Phones run hot with work gripes

more workers than ever complain about work

By Elizabeth Allen

Unhappy workers and confused employers have flooded federal and state workplace ombudsmen with a record number of complaints and inquiries.

State Workplace Rights Ombudsman Don Brown said yesterday his office had received a record 6000 inquiries last month – the number it was set up to handle in 12 months.

The State Workplace Rights Hotline has taken more than 20,000 calls this financial year, while more than 16,000 Queenslanders have voiced their concerns to the federal Workplace Ombudsman Helpline.

Mr Brown said he first noticed the onslaught of inquiries after the 2007 federal election.

"I thought the heat would go out of industrial relations but the number of inquiries has increased noticeably," he said.
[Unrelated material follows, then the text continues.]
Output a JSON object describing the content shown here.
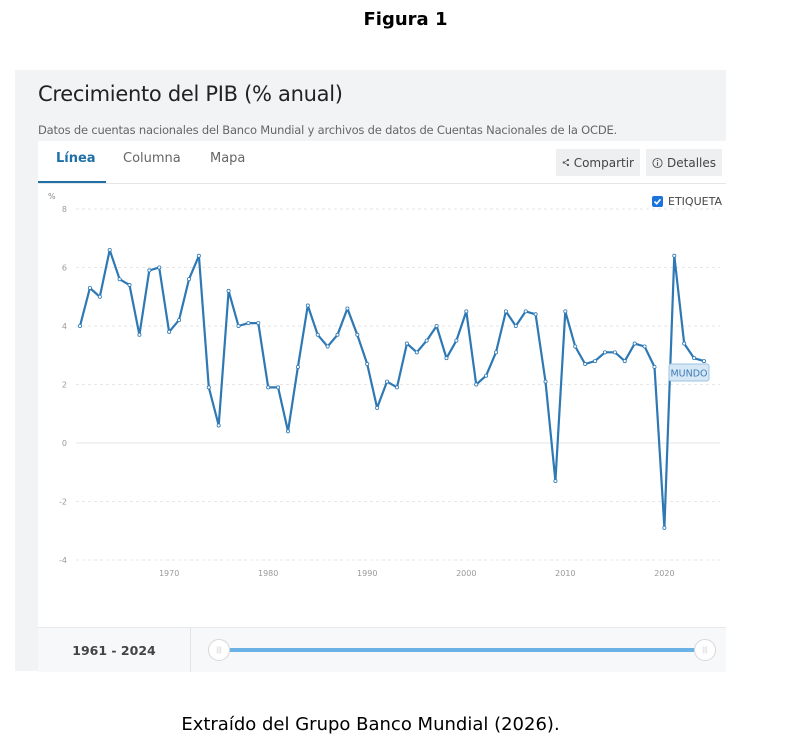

Inquiries to the state Workplace Rights Hotline have jumped from 20,000 last financial year to more than 20,000 already this year.

The hottest topics are redundancy, sackings, wages and superannuation, workplace harassment, health and safety issues and confusion over state or federal coverage.

Mr Brown said a growing trend was for employers to impose dubious conditions in contracts.

"It appears some employers are unfairly forcing workers, who are often young and unfamiliar with workplace practices, to pay costs that a fair employer would regard as normal business expenses," he said.

Mr Brown said an employee of a transport and courier business at Belmont, on Brisbane’s southside, had been asked to pay an insurance excess of $1200 after he had an accident in his employer’s truck during work hours.

But Mr Brown said an employee should only be asked to pay if wilful negligence was proven.

The driver, David Ellis, 20, of bayside Manly, said he had not been given any training by his employer to drive the two-tonne truck. "After the accident he went off at me and said I had to pay the excess back," he said.

Meanwhile, complaints by Queenslanders to the federal Workplace Ombudsman, who has the power to enforce federal laws, have jumped from 14,000 last financial year to more than 16,000 so far this year.

The federal ombudsman has recovered $5.4 million for 12,000 underpaid Queenslanders this year – double the $2.7 million recouped in 2006-07.

Queensland director Julie Wade said: "We are very serious in pursuing the recovery of entitlements and the imposition of penalties through the courts where we find that employers are not paying their workers as they should."